I am trying to run this code.
import pandas as pd
df = pd.DataFrame({'A':['1','2'],
'B':['1','2'],
'C':['1','2']})
print(df.duplicated())
It is giving me the output.
0 False
1 False
dtype: bool
I want to know why it is showing index 1 as False and not True.
I'm expecting output this.
0 False
1 True
dtype: bool
I'm using Python 3.11.1 and Pandas 1.4.4
CodePudding user response:
duplicated
is working on full rows (or a subset
of the columns if the parameter is used).
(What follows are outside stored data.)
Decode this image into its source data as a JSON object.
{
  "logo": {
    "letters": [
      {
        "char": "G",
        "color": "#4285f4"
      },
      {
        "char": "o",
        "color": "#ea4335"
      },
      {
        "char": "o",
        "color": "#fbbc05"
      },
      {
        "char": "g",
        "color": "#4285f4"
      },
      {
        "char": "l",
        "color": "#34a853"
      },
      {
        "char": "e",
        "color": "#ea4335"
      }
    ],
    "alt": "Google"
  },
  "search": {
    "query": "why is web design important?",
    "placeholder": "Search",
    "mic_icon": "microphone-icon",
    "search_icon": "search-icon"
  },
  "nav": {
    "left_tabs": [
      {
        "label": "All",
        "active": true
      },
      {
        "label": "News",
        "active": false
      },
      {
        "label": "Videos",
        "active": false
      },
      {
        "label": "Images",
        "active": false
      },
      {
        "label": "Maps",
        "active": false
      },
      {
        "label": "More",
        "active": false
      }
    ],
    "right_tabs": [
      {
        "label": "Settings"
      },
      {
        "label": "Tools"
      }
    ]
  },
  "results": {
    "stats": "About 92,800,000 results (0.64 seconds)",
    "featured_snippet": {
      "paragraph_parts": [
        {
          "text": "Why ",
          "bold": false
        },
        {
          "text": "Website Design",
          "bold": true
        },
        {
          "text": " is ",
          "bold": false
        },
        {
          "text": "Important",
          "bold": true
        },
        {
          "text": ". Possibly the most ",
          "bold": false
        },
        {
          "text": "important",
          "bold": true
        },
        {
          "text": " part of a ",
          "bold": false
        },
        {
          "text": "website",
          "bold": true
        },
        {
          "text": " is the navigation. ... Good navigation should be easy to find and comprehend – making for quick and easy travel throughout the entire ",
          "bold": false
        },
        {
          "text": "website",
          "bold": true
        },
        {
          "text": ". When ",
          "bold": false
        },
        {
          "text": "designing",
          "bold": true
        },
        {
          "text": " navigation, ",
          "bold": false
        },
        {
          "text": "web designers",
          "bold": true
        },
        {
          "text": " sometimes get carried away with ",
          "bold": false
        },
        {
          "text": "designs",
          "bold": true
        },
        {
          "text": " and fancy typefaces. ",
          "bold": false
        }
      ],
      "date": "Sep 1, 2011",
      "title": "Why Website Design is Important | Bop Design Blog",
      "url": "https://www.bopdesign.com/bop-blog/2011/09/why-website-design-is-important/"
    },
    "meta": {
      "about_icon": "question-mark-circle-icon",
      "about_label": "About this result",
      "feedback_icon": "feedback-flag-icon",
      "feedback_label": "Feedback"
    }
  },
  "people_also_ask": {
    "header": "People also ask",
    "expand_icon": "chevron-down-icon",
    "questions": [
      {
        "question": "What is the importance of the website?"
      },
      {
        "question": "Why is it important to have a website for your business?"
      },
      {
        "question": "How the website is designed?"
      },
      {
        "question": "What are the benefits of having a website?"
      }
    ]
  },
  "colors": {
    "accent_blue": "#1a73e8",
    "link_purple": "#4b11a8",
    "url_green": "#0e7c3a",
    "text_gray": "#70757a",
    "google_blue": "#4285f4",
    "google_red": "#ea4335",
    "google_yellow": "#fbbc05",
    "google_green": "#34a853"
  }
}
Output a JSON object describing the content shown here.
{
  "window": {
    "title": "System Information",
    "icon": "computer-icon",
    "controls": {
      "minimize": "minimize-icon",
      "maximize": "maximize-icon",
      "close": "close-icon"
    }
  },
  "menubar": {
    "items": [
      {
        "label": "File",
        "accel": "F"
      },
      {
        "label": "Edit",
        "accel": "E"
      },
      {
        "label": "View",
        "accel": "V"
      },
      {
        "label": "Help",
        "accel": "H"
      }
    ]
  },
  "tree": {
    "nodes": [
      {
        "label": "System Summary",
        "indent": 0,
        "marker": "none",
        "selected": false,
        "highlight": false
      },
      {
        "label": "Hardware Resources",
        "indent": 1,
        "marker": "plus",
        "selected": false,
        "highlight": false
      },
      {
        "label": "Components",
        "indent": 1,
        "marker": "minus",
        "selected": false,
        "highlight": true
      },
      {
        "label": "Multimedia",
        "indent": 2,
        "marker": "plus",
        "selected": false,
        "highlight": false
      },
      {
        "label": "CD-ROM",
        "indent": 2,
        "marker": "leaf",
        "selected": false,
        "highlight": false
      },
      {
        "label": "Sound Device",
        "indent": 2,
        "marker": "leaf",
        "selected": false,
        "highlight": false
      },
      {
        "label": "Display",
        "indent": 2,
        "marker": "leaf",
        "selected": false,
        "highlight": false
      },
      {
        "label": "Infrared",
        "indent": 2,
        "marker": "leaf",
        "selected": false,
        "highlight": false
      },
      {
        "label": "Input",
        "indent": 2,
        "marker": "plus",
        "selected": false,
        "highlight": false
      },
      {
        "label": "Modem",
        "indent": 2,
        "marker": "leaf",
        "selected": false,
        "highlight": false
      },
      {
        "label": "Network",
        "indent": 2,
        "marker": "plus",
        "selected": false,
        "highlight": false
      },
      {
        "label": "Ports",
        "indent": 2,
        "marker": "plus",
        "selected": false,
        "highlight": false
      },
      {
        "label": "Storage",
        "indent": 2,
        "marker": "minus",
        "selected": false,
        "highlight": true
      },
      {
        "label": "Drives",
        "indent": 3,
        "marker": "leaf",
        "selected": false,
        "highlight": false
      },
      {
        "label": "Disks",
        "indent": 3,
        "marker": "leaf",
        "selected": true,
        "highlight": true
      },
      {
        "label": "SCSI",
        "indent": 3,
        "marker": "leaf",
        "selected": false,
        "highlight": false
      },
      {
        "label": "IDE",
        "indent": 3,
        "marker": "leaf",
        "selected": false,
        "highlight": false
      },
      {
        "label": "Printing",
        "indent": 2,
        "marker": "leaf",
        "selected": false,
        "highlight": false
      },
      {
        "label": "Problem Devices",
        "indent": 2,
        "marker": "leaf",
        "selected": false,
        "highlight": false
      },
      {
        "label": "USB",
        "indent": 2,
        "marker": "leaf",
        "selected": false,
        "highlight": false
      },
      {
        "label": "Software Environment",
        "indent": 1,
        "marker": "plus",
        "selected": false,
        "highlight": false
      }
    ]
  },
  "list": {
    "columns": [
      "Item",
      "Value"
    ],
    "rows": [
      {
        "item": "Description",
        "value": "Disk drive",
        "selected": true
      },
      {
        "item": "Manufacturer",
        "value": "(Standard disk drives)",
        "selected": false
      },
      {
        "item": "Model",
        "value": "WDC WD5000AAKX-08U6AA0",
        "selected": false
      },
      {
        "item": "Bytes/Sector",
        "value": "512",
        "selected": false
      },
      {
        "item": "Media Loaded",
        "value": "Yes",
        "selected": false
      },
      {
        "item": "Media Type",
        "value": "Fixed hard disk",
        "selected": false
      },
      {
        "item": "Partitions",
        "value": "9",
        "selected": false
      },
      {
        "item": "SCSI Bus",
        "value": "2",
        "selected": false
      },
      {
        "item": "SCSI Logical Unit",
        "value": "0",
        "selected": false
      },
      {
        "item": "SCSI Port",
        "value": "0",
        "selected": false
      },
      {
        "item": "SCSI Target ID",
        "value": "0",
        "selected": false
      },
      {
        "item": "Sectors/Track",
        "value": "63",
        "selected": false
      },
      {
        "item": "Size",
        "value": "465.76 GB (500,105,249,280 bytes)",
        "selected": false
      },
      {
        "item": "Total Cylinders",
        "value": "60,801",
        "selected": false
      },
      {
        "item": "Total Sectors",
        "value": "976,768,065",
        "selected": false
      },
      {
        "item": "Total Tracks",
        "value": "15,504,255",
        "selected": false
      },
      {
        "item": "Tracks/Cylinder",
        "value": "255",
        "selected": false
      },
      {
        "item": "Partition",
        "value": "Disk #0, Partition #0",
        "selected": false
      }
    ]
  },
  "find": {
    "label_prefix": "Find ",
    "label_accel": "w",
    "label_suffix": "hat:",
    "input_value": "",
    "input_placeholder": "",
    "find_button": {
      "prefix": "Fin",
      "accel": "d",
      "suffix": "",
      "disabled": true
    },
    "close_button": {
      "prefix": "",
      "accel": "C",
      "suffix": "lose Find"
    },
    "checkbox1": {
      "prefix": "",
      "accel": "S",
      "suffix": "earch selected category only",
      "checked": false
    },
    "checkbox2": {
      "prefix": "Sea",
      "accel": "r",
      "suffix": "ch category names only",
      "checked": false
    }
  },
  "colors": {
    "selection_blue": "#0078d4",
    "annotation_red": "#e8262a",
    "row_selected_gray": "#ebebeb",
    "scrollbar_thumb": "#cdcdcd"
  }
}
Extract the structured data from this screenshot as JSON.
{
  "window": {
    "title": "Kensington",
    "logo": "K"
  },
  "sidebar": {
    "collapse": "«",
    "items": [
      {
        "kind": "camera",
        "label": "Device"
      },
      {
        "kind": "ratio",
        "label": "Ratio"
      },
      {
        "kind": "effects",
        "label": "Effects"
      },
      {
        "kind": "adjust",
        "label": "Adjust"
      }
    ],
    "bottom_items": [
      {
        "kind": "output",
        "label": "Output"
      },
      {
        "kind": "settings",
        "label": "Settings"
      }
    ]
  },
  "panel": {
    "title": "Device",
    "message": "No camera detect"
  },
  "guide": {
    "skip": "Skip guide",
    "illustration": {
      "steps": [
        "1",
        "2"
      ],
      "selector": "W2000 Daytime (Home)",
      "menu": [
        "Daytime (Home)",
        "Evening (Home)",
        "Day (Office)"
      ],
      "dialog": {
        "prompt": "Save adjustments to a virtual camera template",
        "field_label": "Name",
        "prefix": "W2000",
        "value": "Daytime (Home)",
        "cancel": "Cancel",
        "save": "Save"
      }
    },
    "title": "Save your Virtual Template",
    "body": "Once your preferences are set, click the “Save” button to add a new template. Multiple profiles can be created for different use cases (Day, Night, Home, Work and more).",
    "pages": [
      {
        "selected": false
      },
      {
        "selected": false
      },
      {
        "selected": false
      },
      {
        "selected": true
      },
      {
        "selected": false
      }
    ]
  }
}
Here you don't have any duplicate:
A B C
0 1 1 1 # this row is unique
1 2 2 2 # this one is also unique
I believe you might want duplication column-wise?
df.T.duplicated()
Output:
A False
B True
C True
dtype: bool
CodePudding user response:
You are not getting the expected output because you don't have duplicates, to begin with. I added the duplicate rows to the end of your dataframe and this is closer to what you are looking for:
import pandas as pd
df = pd.DataFrame({'A':['1','2'],
'B':['1','2'],
'C':['1','2']})
df = pd.concat([df]*2)
df
A B C
0 1 1 1
1 2 2 2
0 1 1 1
1 2 2 2
df.duplicated(keep='first')
Output:
0 False
1 False
0 True
1 True
dtype: bool
And the if you want to keep duplicates the other way around:
df.duplicated(keep='last')
0 True
1 True
0 False
1 False
dtype: bool